Victims of former boy band mogul Lou Pearlman's $300 million Ponzi scheme are set to receive a second distribution of approximately 2% of their total losses.  Nearly seven years after Pearlman was arrested in June 2007, the distribution by bankruptcy trustee Soneet Kapila comes after an initial distribution in June 2013, and brings the total recovery to date by Pearlman investors to approximately 6%.  Pearlman is currently serving a 25-year prison sentence in a Texas prison, and is scheduled to be released in 2029.

Pearlman operated a vast array of businesses from airlines to blimp companies to entertainment ventures.  While some of his businesses were legitimate enterprises, he used these profitable businesses to sustain other unprofitable businesses, including TransContinental Airlines ("TCA"). Investors were solicited to invest in TCA, drawn by the promise of above-market interest rates as well as the future possibility of an initial public offering (IPO) that would result in exponential returns for initial investors.  Pearlman also offered investments through TCA in an alleged "Employee Investment Savings Account," which was apparently designed to mimic the Employee Retirement Investment Savings Account (ERISA) established under federal law.  In total, investors contributed nearly $300 million to Pearlman's various ventures.

In addition to his legitimate ventures, Pearlman also used the massive cash horde generated by his creation of two wildly-popular boy bands, 'N Sync and the Backstreet Boys.  While under contract, the groups essentially financed Pearlman's other unprofitable ventures through a stead stream of cash.  However, after the groups successfully sued to escape their contract, Pearlman was faced with mounting investor obligations while cash inflows decreased.  As a last ditch effort, Pearlman even established his own fake accounting firm, Cohen & Siegel, which existed solely to forward phones and generate bogus accounting reports and audits. After an unsuccessful attempt to quickly liquidate assets to support the failing scheme, Pearlman fled to Thailand in 2007.  After he was spotted by a tourist, he was arrested, extradited back to the United States, and pled guilty in February 2008.

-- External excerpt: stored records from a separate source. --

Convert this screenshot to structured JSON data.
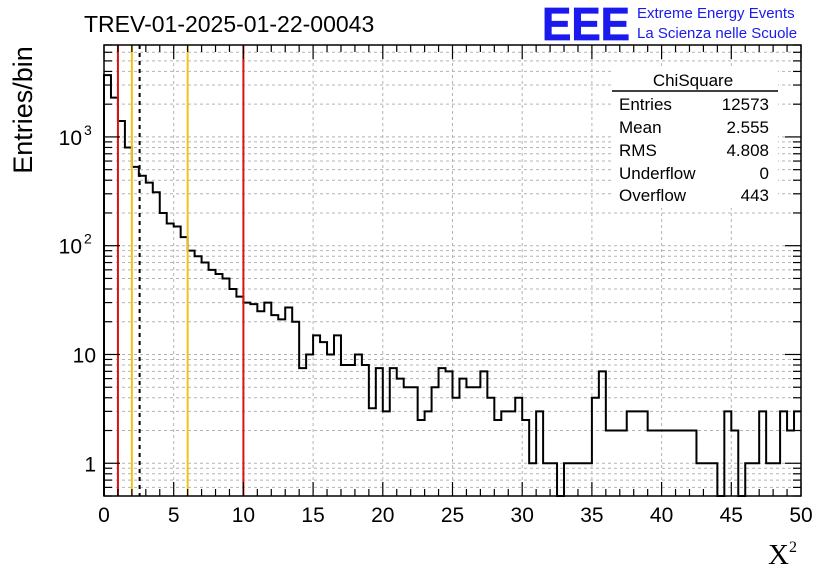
{
  "header": {
    "title": "TREV-01-2025-01-22-00043",
    "logo_text": "EEE",
    "logo_line1": "Extreme Energy Events",
    "logo_line2": "La Scienza nelle Scuole"
  },
  "stats": {
    "title": "ChiSquare",
    "rows": [
      {
        "label": "Entries",
        "value": "12573"
      },
      {
        "label": "Mean",
        "value": "2.555"
      },
      {
        "label": "RMS",
        "value": "4.808"
      },
      {
        "label": "Underflow",
        "value": "0"
      },
      {
        "label": "Overflow",
        "value": "443"
      }
    ]
  },
  "colors": {
    "line": "#000000",
    "red": "#dd1111",
    "yellow": "#f2c21b",
    "grid": "#b4b4b4",
    "logo": "#1a1aee"
  },
  "chart_data": {
    "type": "histogram",
    "xlabel": "X",
    "xlabel_sup": "2",
    "ylabel": "Entries/bin",
    "xlim": [
      0,
      50
    ],
    "ylim": [
      0.5,
      7000
    ],
    "yscale": "log",
    "grid": true,
    "bin_width": 0.5,
    "x_ticks": [
      "0",
      "5",
      "10",
      "15",
      "20",
      "25",
      "30",
      "35",
      "40",
      "45",
      "50"
    ],
    "y_ticks": [
      {
        "value": 1,
        "label": "1",
        "sup": ""
      },
      {
        "value": 10,
        "label": "10",
        "sup": ""
      },
      {
        "value": 100,
        "label": "10",
        "sup": "2"
      },
      {
        "value": 1000,
        "label": "10",
        "sup": "3"
      }
    ],
    "bin_counts": [
      3700,
      2300,
      1400,
      800,
      530,
      440,
      380,
      310,
      200,
      160,
      150,
      120,
      90,
      80,
      70,
      60,
      55,
      50,
      40,
      34,
      30,
      29,
      25,
      30,
      23,
      21,
      27,
      20,
      7.5,
      10,
      15,
      13,
      10,
      15,
      8,
      8,
      10,
      8,
      3.2,
      7.5,
      3,
      7.5,
      6,
      5,
      5,
      2.5,
      3,
      5,
      7.5,
      7,
      4,
      6,
      5,
      5,
      7,
      4,
      2.5,
      3,
      3,
      4,
      2.5,
      1,
      3,
      1,
      1,
      0.4,
      1,
      1,
      1,
      1,
      4,
      7,
      2,
      2,
      2,
      3,
      3,
      3,
      2,
      2,
      2,
      2,
      2,
      2,
      2,
      1,
      1,
      1,
      0.4,
      3,
      2,
      0.4,
      1,
      1,
      3,
      1,
      1,
      3,
      2,
      3
    ],
    "vlines": [
      {
        "x": 1,
        "color": "red",
        "style": "solid"
      },
      {
        "x": 2,
        "color": "yellow",
        "style": "solid"
      },
      {
        "x": 2.555,
        "color": "black",
        "style": "dashed"
      },
      {
        "x": 6,
        "color": "yellow",
        "style": "solid"
      },
      {
        "x": 10,
        "color": "red",
        "style": "solid"
      }
    ]
  }
}
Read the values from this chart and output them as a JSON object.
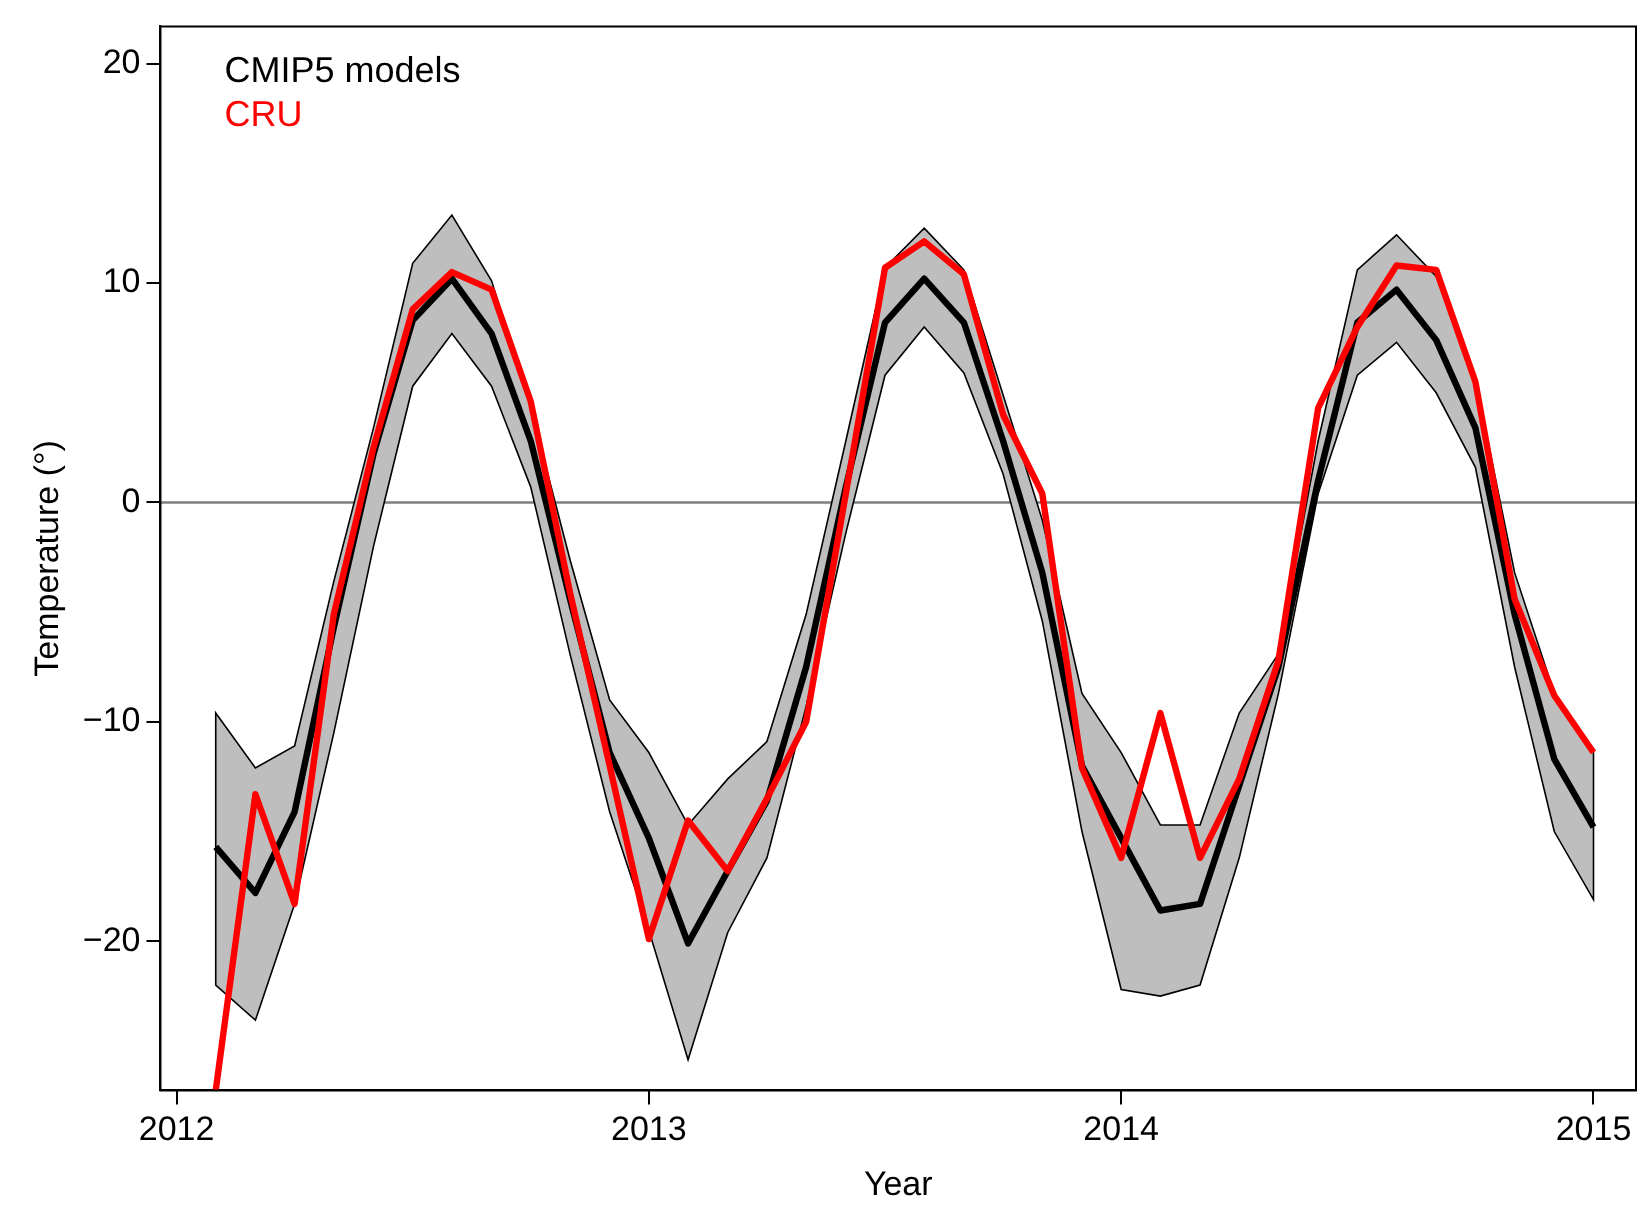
{
  "chart_data": {
    "type": "line",
    "xlabel": "Year",
    "ylabel": "Temperature (°)",
    "x": [
      2012.083,
      2012.167,
      2012.25,
      2012.333,
      2012.417,
      2012.5,
      2012.583,
      2012.667,
      2012.75,
      2012.833,
      2012.917,
      2013.0,
      2013.083,
      2013.167,
      2013.25,
      2013.333,
      2013.417,
      2013.5,
      2013.583,
      2013.667,
      2013.75,
      2013.833,
      2013.917,
      2014.0,
      2014.083,
      2014.167,
      2014.25,
      2014.333,
      2014.417,
      2014.5,
      2014.583,
      2014.667,
      2014.75,
      2014.833,
      2014.917,
      2015.0
    ],
    "series": [
      {
        "name": "CMIP5 models",
        "color": "#000000",
        "values": [
          -15.7,
          -17.8,
          -14.1,
          -5.7,
          2.2,
          8.3,
          10.2,
          7.7,
          2.8,
          -4.4,
          -11.4,
          -15.3,
          -20.1,
          -16.8,
          -13.6,
          -7.5,
          0.7,
          8.2,
          10.2,
          8.2,
          2.8,
          -3.2,
          -12.0,
          -15.3,
          -18.6,
          -18.3,
          -12.9,
          -7.5,
          1.0,
          8.2,
          9.7,
          7.4,
          3.4,
          -5.1,
          -11.7,
          -14.8
        ],
        "lower": [
          -22.0,
          -23.6,
          -18.3,
          -10.5,
          -2.0,
          5.3,
          7.7,
          5.3,
          0.7,
          -6.9,
          -14.1,
          -19.5,
          -25.4,
          -19.6,
          -16.2,
          -9.3,
          -1.4,
          5.8,
          8.0,
          5.9,
          1.3,
          -5.4,
          -15.0,
          -22.2,
          -22.5,
          -22.0,
          -16.2,
          -8.7,
          0.4,
          5.8,
          7.3,
          5.0,
          1.6,
          -7.5,
          -15.0,
          -18.1
        ],
        "upper": [
          -9.6,
          -12.1,
          -11.1,
          -3.6,
          3.4,
          10.9,
          13.1,
          10.1,
          4.3,
          -2.6,
          -9.0,
          -11.4,
          -14.7,
          -12.6,
          -10.9,
          -5.1,
          2.8,
          10.7,
          12.5,
          10.6,
          4.9,
          -0.8,
          -8.7,
          -11.4,
          -14.7,
          -14.7,
          -9.6,
          -6.9,
          2.8,
          10.6,
          12.2,
          10.3,
          5.6,
          -3.2,
          -8.7,
          -11.4
        ]
      },
      {
        "name": "CRU",
        "color": "#ff0000",
        "values": [
          -26.8,
          -13.3,
          -18.3,
          -5.1,
          2.5,
          8.8,
          10.5,
          9.7,
          4.6,
          -4.1,
          -12.0,
          -19.9,
          -14.5,
          -16.8,
          -13.5,
          -10.0,
          0.4,
          10.7,
          11.9,
          10.4,
          4.0,
          0.4,
          -12.1,
          -16.2,
          -9.6,
          -16.2,
          -12.6,
          -7.2,
          4.3,
          8.0,
          10.8,
          10.6,
          5.5,
          -4.4,
          -8.8,
          -11.4
        ]
      }
    ],
    "xlim": [
      2011.966,
      2015.09
    ],
    "xticks": [
      2012,
      2013,
      2014,
      2015
    ],
    "ylim": [
      -26.8,
      21.7
    ],
    "yticks": [
      -20,
      -10,
      0,
      10,
      20
    ],
    "ref_lines": [
      {
        "axis": "y",
        "value": 0,
        "color": "#7f7f7f"
      }
    ],
    "legend": "top left",
    "grid": false,
    "marker": "none",
    "line_style": "solid"
  }
}
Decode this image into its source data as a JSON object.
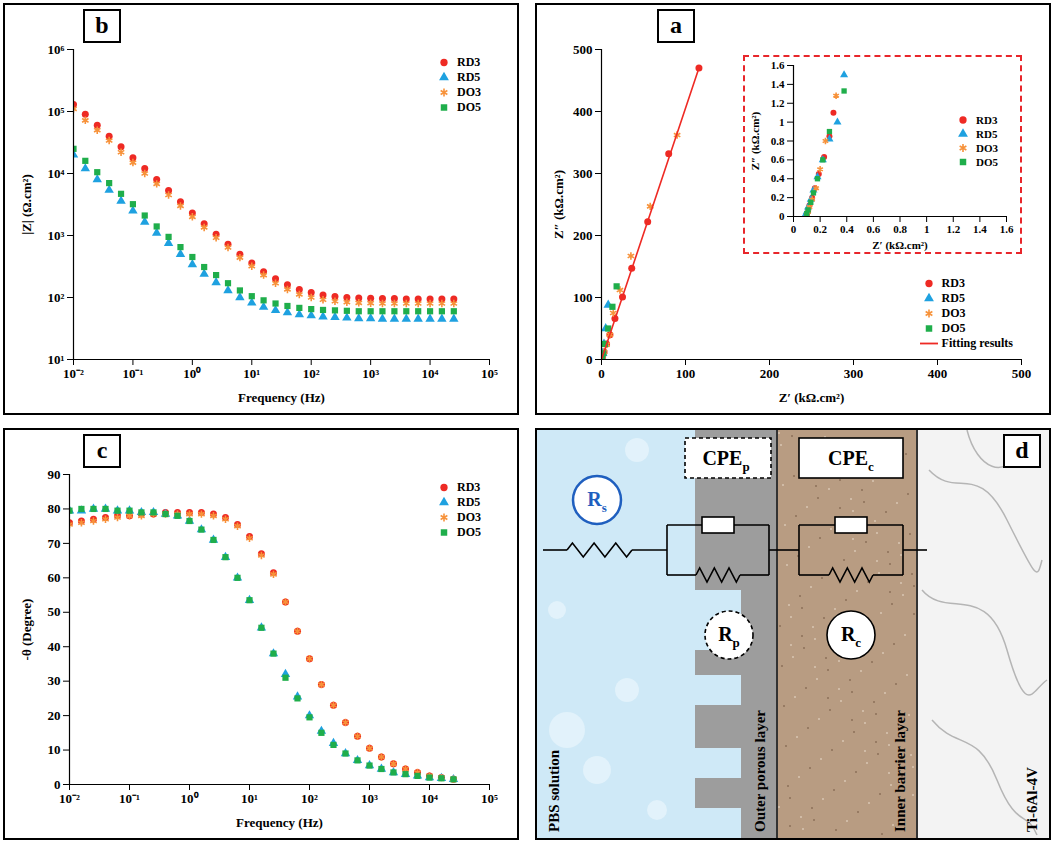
{
  "chart_data": [
    {
      "panel": "b",
      "type": "scatter",
      "log": true,
      "x_label": "Frequency (Hz)",
      "y_label": "|Z| (Ω.cm²)",
      "xlim": [
        0.01,
        100000
      ],
      "ylim": [
        10,
        1000000
      ],
      "xticks": [
        {
          "value": 0.01,
          "label": "10⁻²"
        },
        {
          "value": 0.1,
          "label": "10⁻¹"
        },
        {
          "value": 1,
          "label": "10⁰"
        },
        {
          "value": 10,
          "label": "10¹"
        },
        {
          "value": 100,
          "label": "10²"
        },
        {
          "value": 1000,
          "label": "10³"
        },
        {
          "value": 10000,
          "label": "10⁴"
        },
        {
          "value": 100000,
          "label": "10⁵"
        }
      ],
      "yticks": [
        {
          "value": 10,
          "label": "10¹"
        },
        {
          "value": 100,
          "label": "10²"
        },
        {
          "value": 1000,
          "label": "10³"
        },
        {
          "value": 10000,
          "label": "10⁴"
        },
        {
          "value": 100000,
          "label": "10⁵"
        },
        {
          "value": 1000000,
          "label": "10⁶"
        }
      ],
      "legend": "top-right",
      "x": [
        0.01,
        0.0158,
        0.0251,
        0.0398,
        0.0631,
        0.1,
        0.158,
        0.251,
        0.398,
        0.631,
        1,
        1.58,
        2.51,
        3.98,
        6.31,
        10,
        15.8,
        25.1,
        39.8,
        63.1,
        100,
        158,
        251,
        398,
        631,
        1000,
        1580,
        2510,
        3980,
        6310,
        10000,
        15800,
        25100
      ],
      "series": [
        {
          "name": "RD3",
          "color": "#ee2a24",
          "marker": "circle",
          "values": [
            130000,
            90000,
            60000,
            40000,
            27000,
            18000,
            12000,
            8000,
            5300,
            3500,
            2300,
            1550,
            1050,
            720,
            500,
            360,
            260,
            200,
            160,
            135,
            120,
            110,
            104,
            100,
            98,
            97,
            96,
            96,
            95,
            95,
            95,
            95,
            95
          ]
        },
        {
          "name": "RD5",
          "color": "#1ea1e0",
          "marker": "triangle",
          "values": [
            20000,
            12000,
            8000,
            5400,
            3600,
            2500,
            1650,
            1100,
            750,
            500,
            340,
            240,
            175,
            130,
            100,
            82,
            70,
            62,
            57,
            53,
            51,
            49,
            48,
            47,
            46,
            46,
            45,
            45,
            45,
            45,
            45,
            45,
            45
          ]
        },
        {
          "name": "DO3",
          "color": "#f7923a",
          "marker": "asterisk",
          "values": [
            110000,
            72000,
            50000,
            34000,
            22000,
            15000,
            10000,
            6800,
            4500,
            3000,
            2000,
            1350,
            920,
            640,
            440,
            320,
            230,
            170,
            135,
            112,
            100,
            92,
            87,
            84,
            82,
            81,
            80,
            80,
            80,
            80,
            80,
            80,
            80
          ]
        },
        {
          "name": "DO5",
          "color": "#1fae4b",
          "marker": "square",
          "values": [
            25000,
            16000,
            10500,
            7000,
            4700,
            3200,
            2100,
            1400,
            950,
            650,
            450,
            310,
            230,
            170,
            130,
            105,
            90,
            80,
            73,
            68,
            65,
            63,
            62,
            61,
            60,
            60,
            60,
            60,
            60,
            60,
            60,
            60,
            60
          ]
        }
      ]
    },
    {
      "panel": "a",
      "type": "scatter",
      "x_label": "Z′ (kΩ.cm²)",
      "y_label": "Z″ (kΩ.cm²)",
      "xlim": [
        0,
        500
      ],
      "ylim": [
        0,
        500
      ],
      "xticks": [
        0,
        100,
        200,
        300,
        400,
        500
      ],
      "yticks": [
        0,
        100,
        200,
        300,
        400,
        500
      ],
      "legend": "bottom-right",
      "series": [
        {
          "name": "RD3",
          "color": "#ee2a24",
          "marker": "circle",
          "x": [
            0.3,
            1,
            3,
            6,
            10,
            16,
            25,
            36,
            55,
            80,
            116
          ],
          "values": [
            1.2,
            4,
            12,
            25,
            40,
            66,
            101,
            147,
            222,
            332,
            470
          ]
        },
        {
          "name": "RD5",
          "color": "#1ea1e0",
          "marker": "triangle",
          "x": [
            0.2,
            0.6,
            1.5,
            3,
            5,
            8
          ],
          "values": [
            1,
            3,
            10,
            25,
            50,
            88
          ]
        },
        {
          "name": "DO3",
          "color": "#f7923a",
          "marker": "asterisk",
          "x": [
            0.3,
            1,
            3,
            6,
            10,
            14,
            22,
            35,
            58,
            90
          ],
          "values": [
            1.3,
            4,
            12,
            24,
            40,
            75,
            112,
            167,
            247,
            362
          ]
        },
        {
          "name": "DO5",
          "color": "#1fae4b",
          "marker": "square",
          "x": [
            0.2,
            0.7,
            2,
            4,
            8,
            13,
            18
          ],
          "values": [
            1,
            3,
            10,
            25,
            50,
            85,
            118
          ]
        },
        {
          "name": "Fitting results",
          "type": "line",
          "color": "#ee2a24",
          "line_style": "solid",
          "x": [
            0,
            116
          ],
          "values": [
            0,
            470
          ]
        }
      ],
      "inset": {
        "type": "scatter",
        "x_label": "Z′ (kΩ.cm²)",
        "y_label": "Z″ (kΩ.cm²)",
        "xlim": [
          0,
          1.6
        ],
        "ylim": [
          0,
          1.6
        ],
        "xticks": [
          0,
          0.2,
          0.4,
          0.6,
          0.8,
          1,
          1.2,
          1.4,
          1.6
        ],
        "yticks": [
          0,
          0.2,
          0.4,
          0.6,
          0.8,
          1,
          1.2,
          1.4,
          1.6
        ],
        "legend": "right",
        "series": [
          {
            "name": "RD3",
            "color": "#ee2a24",
            "marker": "circle",
            "x": [
              0.1,
              0.11,
              0.12,
              0.14,
              0.16,
              0.19,
              0.23,
              0.27,
              0.3
            ],
            "values": [
              0.02,
              0.06,
              0.12,
              0.2,
              0.3,
              0.45,
              0.63,
              0.85,
              1.1
            ]
          },
          {
            "name": "RD5",
            "color": "#1ea1e0",
            "marker": "triangle",
            "x": [
              0.09,
              0.1,
              0.11,
              0.13,
              0.15,
              0.18,
              0.22,
              0.27,
              0.33,
              0.38
            ],
            "values": [
              0.02,
              0.05,
              0.1,
              0.18,
              0.28,
              0.42,
              0.6,
              0.82,
              1.0,
              1.5
            ]
          },
          {
            "name": "DO3",
            "color": "#f7923a",
            "marker": "asterisk",
            "x": [
              0.1,
              0.11,
              0.12,
              0.14,
              0.17,
              0.2,
              0.24,
              0.32
            ],
            "values": [
              0.02,
              0.05,
              0.1,
              0.18,
              0.3,
              0.5,
              0.8,
              1.28
            ]
          },
          {
            "name": "DO5",
            "color": "#1fae4b",
            "marker": "square",
            "x": [
              0.1,
              0.11,
              0.13,
              0.15,
              0.18,
              0.22,
              0.27,
              0.38
            ],
            "values": [
              0.03,
              0.07,
              0.15,
              0.25,
              0.4,
              0.6,
              0.9,
              1.33
            ]
          }
        ]
      }
    },
    {
      "panel": "c",
      "type": "scatter",
      "log": "x",
      "x_label": "Frequency (Hz)",
      "y_label": "-θ (Degree)",
      "xlim": [
        0.01,
        100000
      ],
      "ylim": [
        0,
        90
      ],
      "xticks": [
        {
          "value": 0.01,
          "label": "10⁻²"
        },
        {
          "value": 0.1,
          "label": "10⁻¹"
        },
        {
          "value": 1,
          "label": "10⁰"
        },
        {
          "value": 10,
          "label": "10¹"
        },
        {
          "value": 100,
          "label": "10²"
        },
        {
          "value": 1000,
          "label": "10³"
        },
        {
          "value": 10000,
          "label": "10⁴"
        },
        {
          "value": 100000,
          "label": "10⁵"
        }
      ],
      "yticks": [
        0,
        10,
        20,
        30,
        40,
        50,
        60,
        70,
        80,
        90
      ],
      "legend": "top-right",
      "x": [
        0.01,
        0.0158,
        0.0251,
        0.0398,
        0.0631,
        0.1,
        0.158,
        0.251,
        0.398,
        0.631,
        1,
        1.58,
        2.51,
        3.98,
        6.31,
        10,
        15.8,
        25.1,
        39.8,
        63.1,
        100,
        158,
        251,
        398,
        631,
        1000,
        1580,
        2510,
        3980,
        6310,
        10000,
        15800,
        25100
      ],
      "series": [
        {
          "name": "RD3",
          "color": "#ee2a24",
          "marker": "circle",
          "values": [
            76,
            76.5,
            77,
            77.5,
            78,
            78,
            78.5,
            78.5,
            79,
            79,
            79,
            79,
            78.5,
            77.5,
            75.5,
            72,
            67,
            61.5,
            53,
            44.5,
            36.5,
            29,
            23,
            18,
            14,
            10.5,
            8,
            6,
            4.5,
            3.5,
            2.5,
            2,
            1.5
          ]
        },
        {
          "name": "RD5",
          "color": "#1ea1e0",
          "marker": "triangle",
          "values": [
            79.5,
            79.5,
            80,
            80,
            79.5,
            79.5,
            79,
            79,
            78.5,
            78,
            76.5,
            74,
            71,
            66,
            60,
            53.5,
            45.5,
            38,
            32,
            25.5,
            20,
            15.5,
            12,
            9,
            7,
            5.5,
            4.5,
            3.5,
            3,
            2.5,
            2,
            1.8,
            1.5
          ]
        },
        {
          "name": "DO3",
          "color": "#f7923a",
          "marker": "asterisk",
          "values": [
            75.5,
            76,
            76.5,
            77,
            77.5,
            78,
            78,
            78.5,
            78.5,
            78.5,
            78.5,
            78.5,
            78,
            77,
            75,
            71.5,
            66.5,
            61,
            53,
            44.5,
            36.5,
            29,
            23,
            18,
            14,
            10.5,
            8,
            6,
            4.5,
            3.5,
            2.5,
            2,
            1.5
          ]
        },
        {
          "name": "DO5",
          "color": "#1fae4b",
          "marker": "square",
          "values": [
            79.5,
            80,
            80,
            80,
            79.5,
            79.5,
            79,
            79,
            78.5,
            78,
            76.5,
            74,
            71,
            66,
            60,
            53.5,
            45.5,
            38,
            31,
            25,
            19.5,
            15,
            11.5,
            9,
            7,
            5.5,
            4.5,
            3.5,
            3,
            2.5,
            2,
            1.8,
            1.5
          ]
        }
      ]
    }
  ],
  "diagram": {
    "panel": "d",
    "components": {
      "Rs": {
        "text": "R",
        "sub": "s"
      },
      "CPEp": {
        "text": "CPE",
        "sub": "p"
      },
      "Rp": {
        "text": "R",
        "sub": "p"
      },
      "CPEc": {
        "text": "CPE",
        "sub": "c"
      },
      "Rc": {
        "text": "R",
        "sub": "c"
      }
    },
    "layers": [
      "PBS solution",
      "Outer porous layer",
      "Inner barrier layer",
      "Ti-6Al-4V"
    ]
  }
}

Kapila was appointed in early 2007 and  tasked with unraveling Pearlman's fraud and marshaling funds for defrauded investors.  Soon after his appointment, Kapila filed over 700 'clawback' lawsuits targeting investors who had received distributions in excess of their principal investment.  Notably, one of these clawback lawsuits was profiled on Discovery Channel's True Crime with Aphrodite Jones, in which the investor sued by Kapila hired a hitman to kill him in order to allow his family to collect on a generous life insurance policy.  The hired killer was later caught and sentenced to twenty years in prison.

Of the 700-plus clawback cases, Kapila and his team have recovered more than $30 million, and litigation remains ongoing.  However, administrative fees due to Kapila and other professionals reduced the amount of cash on hand to approximately half of this amount.  

According to the Orlando Sentinel, Kapila expects to make a third and final distribution later in 2014 as the remaining adversary proceedings are resolved.